SQL server will return 3 sets of records having 1, 3 and 2 records each (in our case). If I now assume I have a blog with 1 author, 10 posts and 100 readers SQL server will return 1+10+100=111 records. That's significantly less than in the bad sample from above where the database returns 1000 records. The situation is even better for the situation where I have 100 posts and 1000 reader. Here the database will return only 1+100+1000 = 1101 records. Compare this to the 100'000 records of the bad sample!

Multi Criteria Query

You can get the same result when using Criteria Queries. Take a look at the following test method

[Test]
public void Eager_load_blog_aggregate_with_multi_criteria()
{
    Blog fromDb;
    using (ISession session = SessionFactory.OpenSession())
    {
        var criteria1 = DetachedCriteria.For<Blog>()
            .Add(Restrictions.Eq("Id", _blog.Id))
            .SetFetchMode("Author", FetchMode.Eager)
            .CreateCriteria("Readers", JoinType.LeftOuterJoin);
        var criteria2 = DetachedCriteria.For<Blog>()
            .Add(Restrictions.Eq("Id", _blog.Id))
            .CreateCriteria("Posts", JoinType.LeftOuterJoin);
 
        var result = session.CreateMultiCriteria()
            .Add(criteria1)
            .Add(criteria2)
            .List();
        IList list = (IList) result[0];
        fromDb = list[0] as Blog;
    }
 
    Assert.AreNotSame(_blog, fromDb);
    Assert.IsTrue(NHibernateUtil.IsInitialized(fromDb.Author));
    Assert.IsTrue(NHibernateUtil.IsInitialized(fromDb.Readers));
    Assert.IsTrue(NHibernateUtil.IsInitialized(fromDb.Posts));
    Assert.AreEqual(3, fromDb.Readers.Count);
    Assert.AreEqual(2, fromDb.Posts.Count);
}

Here I only have defined 2 criteria since the blog has exactly one author I condensed the join with author and the join with readers. The resulting SQL is for my SQL server 2005

SELECT this_.Id as Id1_2_, 
this_.Name as Name1_2_, 
this_.Author as Author1_2_, 
person3_.Id as Id2_0_, 
person3_.Name as Name2_0_, 
person1_.BlogId as BlogId4_, 
person1_.Id as Id4_, 
person1_.Id as Id2_1_, 
person1_.Name as Name2_1_ 
FROM Blog this_ 
left outer join Person person3_ on this_.Author=person3_.Id 
left outer join Person person1_ on this_.Id=person1_.BlogId 
WHERE this_.Id = @p0;
 
SELECT this_.Id as Id1_1_, this_.Name as Name1_1_, 
this_.Author as Author1_1_, 
post1_.BlogId as BlogId3_, 
post1_.Id as Id3_, 
post1_.Id as Id3_0_, 
post1_.Title as Title3_0_ 
FROM Blog this_ 
left outer join Post post1_ on this_.Id=post1_.BlogId 
WHERE this_.Id = @p1;
 
; @p0 = 'dc29a877-3b28-4c3a-b8dd-4e015d77851d', 
@p1 = 'dc29a877-3b28-4c3a-b8dd-4e015d77851d'

Summary

I have shown you several ways how to eagerly load an aggregate where the root is having more than one child collection. I also have shown the pitfalls of a possible (bad) solution.

Blog Signature Gabriel .

Print | posted on Sunday, April 06, 2008 10:11 AM

Comments on this post

# re: Eager loading aggregate with many child collections

Requesting Gravatar...
Keep the good work up guys. This is great stuff. I have been dying for a blog with good examples about scenarios about nhibernate queries. The samples are well documented as well.

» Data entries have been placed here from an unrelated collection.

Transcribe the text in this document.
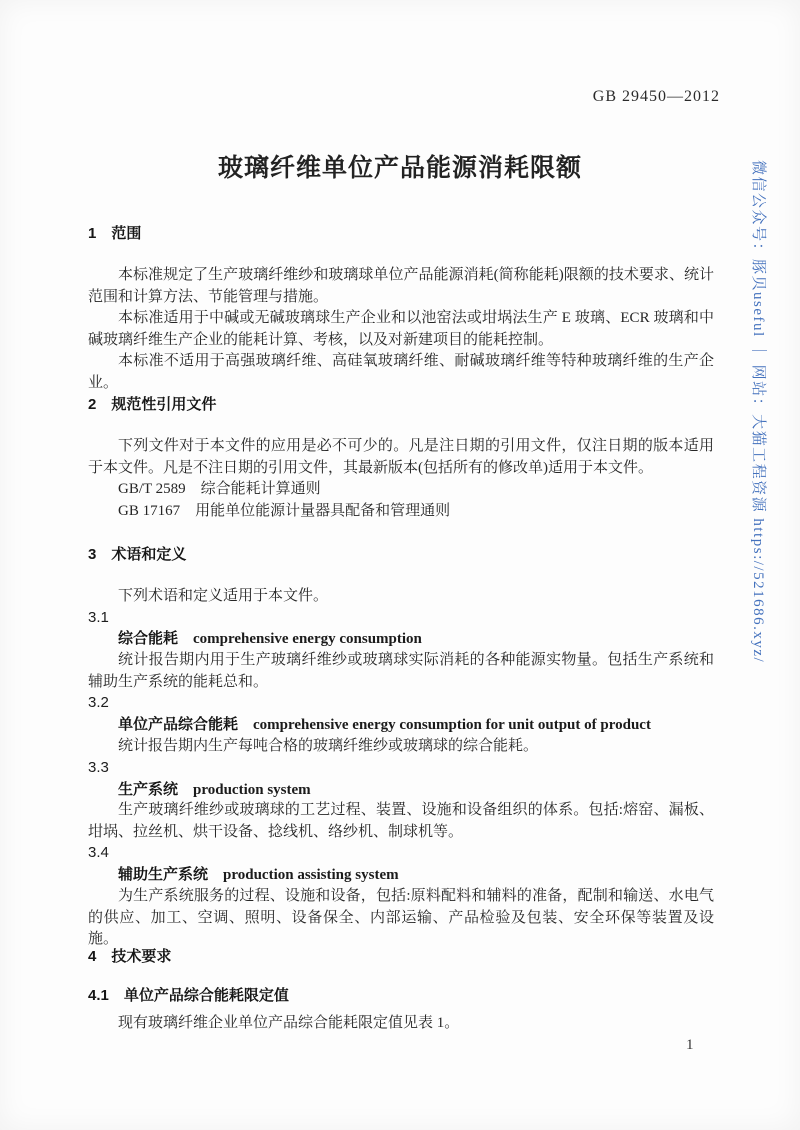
GB 29450—2012
玻璃纤维单位产品能源消耗限额
1　范围

本标准规定了生产玻璃纤维纱和玻璃球单位产品能源消耗(简称能耗)限额的技术要求、统计范围和计算方法、节能管理与措施。

本标准适用于中碱或无碱玻璃球生产企业和以池窑法或坩埚法生产 E 玻璃、ECR 玻璃和中碱玻璃纤维生产企业的能耗计算、考核，以及对新建项目的能耗控制。

本标准不适用于高强玻璃纤维、高硅氧玻璃纤维、耐碱玻璃纤维等特种玻璃纤维的生产企业。

2　规范性引用文件

下列文件对于本文件的应用是必不可少的。凡是注日期的引用文件，仅注日期的版本适用于本文件。凡是不注日期的引用文件，其最新版本(包括所有的修改单)适用于本文件。

GB/T 2589　综合能耗计算通则

GB 17167　用能单位能源计量器具配备和管理通则

3　术语和定义

下列术语和定义适用于本文件。

3.1

综合能耗 comprehensive energy consumption

统计报告期内用于生产玻璃纤维纱或玻璃球实际消耗的各种能源实物量。包括生产系统和辅助生产系统的能耗总和。

3.2

单位产品综合能耗 comprehensive energy consumption for unit output of product

统计报告期内生产每吨合格的玻璃纤维纱或玻璃球的综合能耗。

3.3

生产系统 production system

生产玻璃纤维纱或玻璃球的工艺过程、装置、设施和设备组织的体系。包括:熔窑、漏板、坩埚、拉丝机、烘干设备、捻线机、络纱机、制球机等。

3.4

辅助生产系统 production assisting system

为生产系统服务的过程、设施和设备，包括:原料配料和辅料的准备，配制和输送、水电气的供应、加工、空调、照明、设备保全、内部运输、产品检验及包装、安全环保等装置及设施。

4　技术要求
4.1　单位产品综合能耗限定值

现有玻璃纤维企业单位产品综合能耗限定值见表 1。

1
微信公众号：豚贝useful ｜ 网站：大猫工程资源 https://521686.xyz/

For a future posting, could you do one on complex mappings that people may run into? This is one area where I am still very weak. An example would be inheritance mapping options and perhaps one-to-one associations with nhibernate or how you would approach it. Great post!
Left by Sean Chambers on Apr 06, 2008 11:43 AM

# re: Eager loading aggregate with many child collections

Requesting Gravatar...
Wow. This is powerful. Do you mind sharing the source code for this and your other posts? Each post you have is really interesting.
Left by Chua Wen Ching on Apr 06, 2008 6:29 PM

# re: Eager loading aggregate with many child collections

Requesting Gravatar...
Very impressive work!

I'll be watching the progress. This will be one of my daily readings!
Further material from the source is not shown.